Der Tonumfang erstreckt sich bei der schwedischen Sackpfeife vom e' bis zum zweigestrichenen e". Das Instrument wird in A melodisch Moll gestimmt, und der Grundton a liegt in der Mitte der Skala. Die sechste und siebte Stufe der Tonleiter sind erhöht (fis bzw. gis).
Erweiterungen
Während der letzten Jahrzehnte ist die schwedische Sackpfeife modernisiert worden. Die Tonskala der traditionellen Sackpfeife ist äußerst begrenzt, und auf moderneren Instrumenten gibt es mehr Töne, so dass man mehr Tonleitern spielen kann. Die üblichste Erweiterung der Tonleiter ist ein cis". Das Fingerloch dafür liegt in derselben Vertiefung wie das Fingerloch für das c", genau wie Doppellöcher bei modernen Blockflöten. Indem man das cis"-Loch verdeckt bzw. freigibt, kann man zwischen den Tonarten a moll und A Dur wechseln. In der Regel legt man die Tonart vor dem Spielen fest, entweder mithilfe von Wachs, oder einem Gummiring, der über das Tonloch gezogen wird. Es ist möglich beim Spiel zwischen c" und cis" zu wechseln, jedoch wird dafür eine besondere (und ungebräuchliche) Fingertechnik benötigt. Ein anderer üblicher Zusatz ist ein g'. Das Loch für diesen Ton ist an der Rückseite der Spielpfeife platziert und wird mit dem rechten Daumen bedient. Auch der Ton d (d' bzw. d") ist eine übliche Erweiterung, manchmal auch ein dis. Geschickte Spieler können mit richtig eingestellten Instrumenten sogar das f" erreichen, indem sie den Druck im Sack erhöhen, eine Technik ähnlich dem Überblasen bei anderen Blasinstrumenten.
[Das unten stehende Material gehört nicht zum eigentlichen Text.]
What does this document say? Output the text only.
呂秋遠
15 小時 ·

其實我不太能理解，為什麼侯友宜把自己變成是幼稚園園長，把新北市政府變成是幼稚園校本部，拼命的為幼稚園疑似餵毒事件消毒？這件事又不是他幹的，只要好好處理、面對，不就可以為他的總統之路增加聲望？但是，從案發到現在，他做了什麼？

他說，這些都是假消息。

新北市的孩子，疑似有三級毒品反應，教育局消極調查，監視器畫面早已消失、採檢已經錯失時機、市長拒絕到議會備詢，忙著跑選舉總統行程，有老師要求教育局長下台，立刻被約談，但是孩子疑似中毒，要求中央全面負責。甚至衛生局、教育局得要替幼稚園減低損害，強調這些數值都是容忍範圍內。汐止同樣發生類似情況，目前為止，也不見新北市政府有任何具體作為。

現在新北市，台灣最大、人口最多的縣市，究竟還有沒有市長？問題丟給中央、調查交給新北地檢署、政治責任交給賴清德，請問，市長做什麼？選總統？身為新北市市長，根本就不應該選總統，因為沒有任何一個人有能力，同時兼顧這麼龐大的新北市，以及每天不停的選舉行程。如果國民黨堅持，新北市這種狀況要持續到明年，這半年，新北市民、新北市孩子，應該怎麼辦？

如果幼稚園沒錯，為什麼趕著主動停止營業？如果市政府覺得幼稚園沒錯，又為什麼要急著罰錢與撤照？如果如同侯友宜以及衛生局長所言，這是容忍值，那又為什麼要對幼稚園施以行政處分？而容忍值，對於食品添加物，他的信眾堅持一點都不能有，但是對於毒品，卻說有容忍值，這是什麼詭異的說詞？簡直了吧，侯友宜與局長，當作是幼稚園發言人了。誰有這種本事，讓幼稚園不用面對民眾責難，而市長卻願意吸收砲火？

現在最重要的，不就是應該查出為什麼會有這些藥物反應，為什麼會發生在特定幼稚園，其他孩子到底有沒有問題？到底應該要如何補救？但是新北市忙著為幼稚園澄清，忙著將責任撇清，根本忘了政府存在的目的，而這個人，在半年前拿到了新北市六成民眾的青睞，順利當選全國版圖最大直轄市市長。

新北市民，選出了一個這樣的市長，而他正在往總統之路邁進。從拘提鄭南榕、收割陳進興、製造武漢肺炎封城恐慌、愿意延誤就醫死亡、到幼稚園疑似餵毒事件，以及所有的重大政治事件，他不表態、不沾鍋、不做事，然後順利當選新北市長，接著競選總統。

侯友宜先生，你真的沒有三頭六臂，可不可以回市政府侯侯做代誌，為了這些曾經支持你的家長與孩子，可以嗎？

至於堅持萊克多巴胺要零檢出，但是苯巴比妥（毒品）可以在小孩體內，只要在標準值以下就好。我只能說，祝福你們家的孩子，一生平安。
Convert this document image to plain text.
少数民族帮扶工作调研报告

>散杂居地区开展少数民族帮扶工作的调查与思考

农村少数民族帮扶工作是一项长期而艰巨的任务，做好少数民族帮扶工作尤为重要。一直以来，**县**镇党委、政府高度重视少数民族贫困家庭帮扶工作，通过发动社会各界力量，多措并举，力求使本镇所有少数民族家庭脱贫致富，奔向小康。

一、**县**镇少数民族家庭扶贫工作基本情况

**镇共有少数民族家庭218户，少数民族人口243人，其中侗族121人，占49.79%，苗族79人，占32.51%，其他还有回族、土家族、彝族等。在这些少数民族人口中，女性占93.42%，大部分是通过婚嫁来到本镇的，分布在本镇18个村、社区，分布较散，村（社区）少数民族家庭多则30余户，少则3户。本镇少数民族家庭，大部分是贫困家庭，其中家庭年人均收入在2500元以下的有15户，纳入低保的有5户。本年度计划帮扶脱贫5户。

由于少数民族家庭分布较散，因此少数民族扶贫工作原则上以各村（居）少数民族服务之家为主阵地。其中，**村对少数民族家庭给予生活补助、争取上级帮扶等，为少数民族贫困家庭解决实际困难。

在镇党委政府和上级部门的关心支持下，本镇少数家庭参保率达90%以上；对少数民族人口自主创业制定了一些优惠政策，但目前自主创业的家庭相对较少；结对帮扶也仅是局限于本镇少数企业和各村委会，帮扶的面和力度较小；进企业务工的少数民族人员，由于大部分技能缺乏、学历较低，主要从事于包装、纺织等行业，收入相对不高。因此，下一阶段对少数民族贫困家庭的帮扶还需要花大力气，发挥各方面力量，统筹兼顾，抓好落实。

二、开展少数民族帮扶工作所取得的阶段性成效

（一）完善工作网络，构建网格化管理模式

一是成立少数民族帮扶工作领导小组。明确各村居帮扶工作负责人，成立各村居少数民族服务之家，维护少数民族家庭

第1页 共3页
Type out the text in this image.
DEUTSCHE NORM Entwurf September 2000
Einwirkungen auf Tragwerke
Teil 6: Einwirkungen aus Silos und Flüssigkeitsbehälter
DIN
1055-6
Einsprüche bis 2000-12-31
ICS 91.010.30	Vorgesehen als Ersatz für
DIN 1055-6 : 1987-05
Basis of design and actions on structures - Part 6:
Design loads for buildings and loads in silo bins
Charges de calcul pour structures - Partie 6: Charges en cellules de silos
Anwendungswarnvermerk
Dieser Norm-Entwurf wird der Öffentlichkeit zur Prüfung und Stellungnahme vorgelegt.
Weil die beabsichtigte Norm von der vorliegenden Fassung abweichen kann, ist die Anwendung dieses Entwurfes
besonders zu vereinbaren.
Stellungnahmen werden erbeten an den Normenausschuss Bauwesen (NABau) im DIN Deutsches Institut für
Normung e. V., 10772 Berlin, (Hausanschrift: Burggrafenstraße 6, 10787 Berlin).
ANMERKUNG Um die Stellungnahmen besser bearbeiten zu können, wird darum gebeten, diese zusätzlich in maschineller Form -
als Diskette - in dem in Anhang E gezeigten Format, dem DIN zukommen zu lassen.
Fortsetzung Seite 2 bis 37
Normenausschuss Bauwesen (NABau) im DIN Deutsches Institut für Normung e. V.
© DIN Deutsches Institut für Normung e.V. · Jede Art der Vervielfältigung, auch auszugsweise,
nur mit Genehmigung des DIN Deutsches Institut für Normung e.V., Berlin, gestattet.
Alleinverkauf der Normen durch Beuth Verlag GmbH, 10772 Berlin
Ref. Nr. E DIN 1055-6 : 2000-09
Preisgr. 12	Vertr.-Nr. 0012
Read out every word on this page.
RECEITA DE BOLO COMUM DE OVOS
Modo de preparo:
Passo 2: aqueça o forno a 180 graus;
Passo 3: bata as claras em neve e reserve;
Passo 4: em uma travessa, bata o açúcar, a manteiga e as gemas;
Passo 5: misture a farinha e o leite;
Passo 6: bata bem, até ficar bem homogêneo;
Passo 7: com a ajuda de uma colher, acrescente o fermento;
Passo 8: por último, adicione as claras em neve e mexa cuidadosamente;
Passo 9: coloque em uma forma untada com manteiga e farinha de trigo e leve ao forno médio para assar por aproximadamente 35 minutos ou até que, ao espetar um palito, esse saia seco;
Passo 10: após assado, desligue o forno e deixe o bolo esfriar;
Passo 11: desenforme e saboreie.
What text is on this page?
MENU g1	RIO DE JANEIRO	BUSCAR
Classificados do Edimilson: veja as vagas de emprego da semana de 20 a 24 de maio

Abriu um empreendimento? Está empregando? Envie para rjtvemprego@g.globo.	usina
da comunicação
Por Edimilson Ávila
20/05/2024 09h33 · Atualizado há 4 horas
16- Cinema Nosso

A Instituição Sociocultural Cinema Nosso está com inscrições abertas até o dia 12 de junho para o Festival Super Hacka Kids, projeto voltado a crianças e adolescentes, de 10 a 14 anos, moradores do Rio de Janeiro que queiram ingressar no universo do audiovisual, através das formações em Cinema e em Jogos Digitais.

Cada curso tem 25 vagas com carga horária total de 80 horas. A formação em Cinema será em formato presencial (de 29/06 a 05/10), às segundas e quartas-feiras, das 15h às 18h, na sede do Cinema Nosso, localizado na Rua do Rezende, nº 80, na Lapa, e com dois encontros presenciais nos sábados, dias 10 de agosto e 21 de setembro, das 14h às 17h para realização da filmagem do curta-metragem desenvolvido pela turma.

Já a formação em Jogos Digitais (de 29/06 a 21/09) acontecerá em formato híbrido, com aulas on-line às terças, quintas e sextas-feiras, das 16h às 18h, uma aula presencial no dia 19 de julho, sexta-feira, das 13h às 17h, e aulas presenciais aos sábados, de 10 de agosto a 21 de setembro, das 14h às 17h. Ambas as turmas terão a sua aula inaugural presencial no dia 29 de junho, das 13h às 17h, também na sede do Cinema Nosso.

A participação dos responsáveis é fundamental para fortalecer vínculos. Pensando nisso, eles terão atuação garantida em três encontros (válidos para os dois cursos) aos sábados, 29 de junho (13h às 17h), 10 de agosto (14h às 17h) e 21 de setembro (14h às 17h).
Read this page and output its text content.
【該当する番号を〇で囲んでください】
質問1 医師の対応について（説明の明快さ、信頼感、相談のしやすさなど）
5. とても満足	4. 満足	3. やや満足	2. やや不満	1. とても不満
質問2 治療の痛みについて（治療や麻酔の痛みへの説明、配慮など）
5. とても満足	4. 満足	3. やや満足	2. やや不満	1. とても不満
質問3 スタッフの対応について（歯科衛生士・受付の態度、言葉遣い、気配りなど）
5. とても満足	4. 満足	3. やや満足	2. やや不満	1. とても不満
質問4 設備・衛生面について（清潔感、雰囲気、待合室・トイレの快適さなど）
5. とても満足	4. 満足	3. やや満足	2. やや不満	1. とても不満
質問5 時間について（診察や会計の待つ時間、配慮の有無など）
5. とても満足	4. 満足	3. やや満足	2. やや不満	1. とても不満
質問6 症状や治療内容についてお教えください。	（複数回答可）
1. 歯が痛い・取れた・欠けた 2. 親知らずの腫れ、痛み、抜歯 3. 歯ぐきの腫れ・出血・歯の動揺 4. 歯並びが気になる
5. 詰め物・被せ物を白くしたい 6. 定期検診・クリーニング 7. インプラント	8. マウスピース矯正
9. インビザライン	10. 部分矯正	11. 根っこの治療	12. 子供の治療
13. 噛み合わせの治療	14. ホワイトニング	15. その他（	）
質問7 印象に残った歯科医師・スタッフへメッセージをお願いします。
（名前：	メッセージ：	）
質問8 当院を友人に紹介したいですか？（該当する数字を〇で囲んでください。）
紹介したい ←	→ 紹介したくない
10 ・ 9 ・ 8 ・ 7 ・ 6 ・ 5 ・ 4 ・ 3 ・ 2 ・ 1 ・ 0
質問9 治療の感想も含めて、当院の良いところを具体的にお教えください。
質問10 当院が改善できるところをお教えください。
Es gibt sogar Instrumente, bei denen der Hersteller zusätzliche Spielpfeifen hinzugefügt hat. Das üblichste sind hier Spielpfeifen in G, und manchmal F. Die G-Pfeife hat manchmal eine Klappe, die bewirkt, dass der Spieler den Ton f" spielen kann, ohne den Blasdruck erhöhen zu müssen. Es ist auch nicht ungewöhnlich, dass Sackpfeifen mit mehreren Bordunpfeifen ausgerüstet werden, die sich manchmal auch abstellen lassen.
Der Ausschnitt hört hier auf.